For while no team craves early elimination -- the whole idea, after all, is to win as much as possible -- an extended break allows more time for extra rest and workouts, and Letang believes those will be reflected in his game this fall.

"I had a long offseason," he said. "I had time to get back in shape, and I trained really hard to be able to spend a good amount of time on the ice.

"Quality minutes, instead of ... sometimes, you see guys who play 30 minutes a game, but in those 30 minutes, sometimes they're coasting.

"I want to give my 100 percent the whole shift. I don't want to do any coasting. I trained this summer to be able to go at a full pace for the full amount of time I spend on the ice."

Do that for 82 games while performing at the level he routinely reached in the first half of 2010-11, and Letang likely will find himself in another All-Star Game. And another round of Norris conversations.

That's a lot to expect of a player his age, at that position, but Letang has proven capable of exceeding the most grandiose expectations. At least for a while.

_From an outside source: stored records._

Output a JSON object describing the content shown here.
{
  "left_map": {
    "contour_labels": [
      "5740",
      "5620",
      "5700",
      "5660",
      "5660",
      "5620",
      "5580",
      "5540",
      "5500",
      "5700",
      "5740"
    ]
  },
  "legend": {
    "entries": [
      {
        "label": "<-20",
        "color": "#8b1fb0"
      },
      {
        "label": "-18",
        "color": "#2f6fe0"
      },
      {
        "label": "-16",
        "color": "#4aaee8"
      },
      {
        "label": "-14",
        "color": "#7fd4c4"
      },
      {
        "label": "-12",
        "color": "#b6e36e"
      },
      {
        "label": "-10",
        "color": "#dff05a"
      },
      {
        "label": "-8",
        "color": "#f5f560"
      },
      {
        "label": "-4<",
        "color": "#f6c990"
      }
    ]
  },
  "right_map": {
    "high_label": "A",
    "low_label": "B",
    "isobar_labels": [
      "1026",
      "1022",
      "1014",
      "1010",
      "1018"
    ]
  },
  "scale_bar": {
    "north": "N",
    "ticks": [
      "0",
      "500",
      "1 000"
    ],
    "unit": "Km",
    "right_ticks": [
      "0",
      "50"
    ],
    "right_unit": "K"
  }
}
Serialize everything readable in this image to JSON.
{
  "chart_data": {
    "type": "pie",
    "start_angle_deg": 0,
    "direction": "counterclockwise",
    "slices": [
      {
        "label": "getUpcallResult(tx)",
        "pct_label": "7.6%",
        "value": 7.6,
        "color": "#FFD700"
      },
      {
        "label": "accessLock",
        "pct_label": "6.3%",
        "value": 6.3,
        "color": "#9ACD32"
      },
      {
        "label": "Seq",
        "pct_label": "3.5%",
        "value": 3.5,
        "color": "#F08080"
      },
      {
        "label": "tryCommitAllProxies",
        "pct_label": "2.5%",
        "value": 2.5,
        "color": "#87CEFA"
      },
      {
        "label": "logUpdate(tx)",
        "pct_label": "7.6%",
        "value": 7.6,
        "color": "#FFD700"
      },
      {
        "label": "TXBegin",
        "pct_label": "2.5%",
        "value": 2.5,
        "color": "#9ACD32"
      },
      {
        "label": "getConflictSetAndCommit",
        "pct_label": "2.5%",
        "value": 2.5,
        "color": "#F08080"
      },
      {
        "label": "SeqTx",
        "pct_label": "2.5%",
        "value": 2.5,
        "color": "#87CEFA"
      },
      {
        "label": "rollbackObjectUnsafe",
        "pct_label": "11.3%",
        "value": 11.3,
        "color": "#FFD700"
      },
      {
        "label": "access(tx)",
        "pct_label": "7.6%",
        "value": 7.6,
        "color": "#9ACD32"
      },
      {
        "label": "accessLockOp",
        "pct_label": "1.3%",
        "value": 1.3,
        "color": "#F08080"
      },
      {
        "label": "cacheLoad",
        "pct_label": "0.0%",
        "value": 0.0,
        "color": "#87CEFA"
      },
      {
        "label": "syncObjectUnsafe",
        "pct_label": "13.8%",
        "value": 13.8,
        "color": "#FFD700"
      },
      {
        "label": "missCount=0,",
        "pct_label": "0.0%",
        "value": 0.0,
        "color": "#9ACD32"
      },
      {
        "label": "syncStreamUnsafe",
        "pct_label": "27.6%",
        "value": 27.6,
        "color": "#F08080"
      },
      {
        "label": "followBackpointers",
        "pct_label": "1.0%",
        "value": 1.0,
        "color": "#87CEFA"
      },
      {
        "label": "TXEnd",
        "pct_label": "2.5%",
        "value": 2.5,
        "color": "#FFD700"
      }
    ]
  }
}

"He's a player who's young, in terms of the responsibilities we expect from him on a top team in the league," Reirden said. "We're still in the middle of a process here.

"If we look at how things are trending, in terms of his career, we're trending in the right direction. There definitely is the possibility of both the player and our staff to put him in position to grow."

"The first half of the year definitely warranted the praise and recognition he was getting around the league. Now, the challenge is to try to get that for a full season."